Marc Alandry, titulaire à Couiza, village de 1 200 habitants dans l’Aude, a remis le 10 octobre à Mireille Robert, députée de l’Aude et membre de la commission des affaires sociales de l’Assemblée nationale, une pétition de plus de 45 000 signatures en faveur du concept de « Pharmacie de premier recours ».
Les habitants de la Haute vallée de l'Aude, ses 2 426 maires mais aussi les professionnels de santé de la région, se sont ralliés à l’idée du pharmacien (voir « Le Quotidien du pharmacien » N° 3411). Il s’agit d’entériner et de viabiliser le rôle déterminant du pharmacien en tant que porte d’entrée dans le parcours de soins. Un rôle qu’il joue, aujourd’hui, souvent à titre officieux. « Le jeudi après-midi, aucun médecin n’est présent dans ma commune », expose Marc Alandry. Ne serait-ce qu’au cours de la semaine passée, il a dû faire face à deux AVC et deux occlusions intestinales.
Cette évolution du rôle du pharmacien est devenue incontournable dans des zones isolées où la permanence des soins ne peut plus être assurée de manière suffisante. La désertification médicale et la réduction du temps médical en sont la première cause. Toutefois, les médecins n’ont pas toujours déserté ces régions mais, en nombre insuffisant, ils doivent faire face à une importante surcharge de travail tout en effectuant des trajets complexifiés par la topographie.
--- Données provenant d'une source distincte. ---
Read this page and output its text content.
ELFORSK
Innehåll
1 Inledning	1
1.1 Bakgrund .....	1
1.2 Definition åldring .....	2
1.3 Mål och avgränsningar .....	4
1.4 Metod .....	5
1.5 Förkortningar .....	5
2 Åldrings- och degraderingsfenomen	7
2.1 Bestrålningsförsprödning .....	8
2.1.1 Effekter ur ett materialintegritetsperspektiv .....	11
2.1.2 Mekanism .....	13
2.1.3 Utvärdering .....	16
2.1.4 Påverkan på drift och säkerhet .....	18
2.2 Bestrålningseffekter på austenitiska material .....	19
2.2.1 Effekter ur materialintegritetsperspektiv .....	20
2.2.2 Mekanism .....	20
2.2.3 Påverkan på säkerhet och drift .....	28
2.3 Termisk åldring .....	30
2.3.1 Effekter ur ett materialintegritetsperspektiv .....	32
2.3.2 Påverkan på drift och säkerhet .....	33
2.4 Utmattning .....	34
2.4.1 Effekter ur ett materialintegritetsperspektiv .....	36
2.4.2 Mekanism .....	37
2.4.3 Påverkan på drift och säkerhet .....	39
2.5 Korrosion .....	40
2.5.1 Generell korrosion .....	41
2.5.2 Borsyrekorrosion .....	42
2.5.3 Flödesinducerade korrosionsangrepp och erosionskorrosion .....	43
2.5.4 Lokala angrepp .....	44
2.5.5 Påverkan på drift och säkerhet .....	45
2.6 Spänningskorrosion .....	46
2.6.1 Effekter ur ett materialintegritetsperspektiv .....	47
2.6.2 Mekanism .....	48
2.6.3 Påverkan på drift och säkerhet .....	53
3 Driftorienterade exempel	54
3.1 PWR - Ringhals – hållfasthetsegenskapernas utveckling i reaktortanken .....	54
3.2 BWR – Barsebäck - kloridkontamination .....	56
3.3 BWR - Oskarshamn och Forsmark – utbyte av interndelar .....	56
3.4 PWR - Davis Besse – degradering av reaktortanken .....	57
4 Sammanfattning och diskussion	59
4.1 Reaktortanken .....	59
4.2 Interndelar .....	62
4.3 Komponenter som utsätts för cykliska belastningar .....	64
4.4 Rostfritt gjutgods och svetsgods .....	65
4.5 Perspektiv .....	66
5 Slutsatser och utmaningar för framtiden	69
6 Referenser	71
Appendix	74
Les pharmaciens font également les frais de cette sous-densité médicale. Nombre d’officines du secteur sont en difficulté, plus de 2 000 à l’échelle nationale jouent leur survie. Le concept de « Pharmacie de premier recours » repose sur une coopération du pharmacien, formé et équipé en téléconsultation, avec le médecin régulateur du SDIS. Une collaboration que Marc Alandry, pompier volontaire, entretient déjà depuis un certain temps. Il ne s’agit pas de se substituer aux médecins locaux mais, dans ces régions isolées, de faire gagner un temps précieux au patient en le faisant entrer le plus rapidement possible dans le parcours de soins. Le pharmacien disposera d’ailleurs des moyens d’information et de traçabilité pour documenter cette prise en charge.
Vers une nouvelle mission
Ce modèle qui n’était jusqu’à présent qu’à l’état de concept est sans doute promis à être appliqué au niveau régional, et peut-être même national. En effet, la Fédération des syndicats pharmaceutiques de France (FSPF) s’en est emparé afin de lui donner la dimension d’une expérimentation s’inscrivant à l'échelle d'une Communauté professionnelle territoriale de santé (CPTS) (voir encadré).
Le dossier a été présenté le 11 octobre à Agnès Buzyn, par la députée Mireille Robert. Selon celle-ci, l’ARS s’était par ailleurs déjà déclarée favorable en juin dernier. « Nous sommes dans le deuxième département le plus pauvre de France et le premier département rural en matière de pauvreté. Nous sommes démunis de tout », argumente la députée.
Comme le décrit Philippe Besset, vice-président de la FSPF, l'expérimentation s'adressera aux 17 pharmaciens des deux communautés de communes de la Haute vallée de l'Aude, les Pyrénées audoises et le pays Limouxin, soit un bassin de vie de 45 000 habitants. Pour assurer cette permanence des soins non programmés, le pharmacien, formé et équipé en téléconsultation, sera rémunéré sur la base d'un forfait de 80 euros par jour. L'expérimentation, qui pourrait débuter dès mars 2019 pour une période de deux ans, donnera lieu à une analyse médicoéconomique. Le syndicat disposera alors d’éléments probants pour présenter le concept de « Pharmacie de premier recours » aux prochaines négociations conventionnelles, à l’automne 2021.
Si la « Pharmacie de premier recours » venait à être entérinée par la convention pharmaceutique, un autre coup d’envoi, national celui-ci, pourrait alors être donné à ces pharmaciens d’un nouveau type. Des titulaires d’autres régions montagneuses, mais aussi de zones périurbaines, ont déjà manifesté leur intérêt.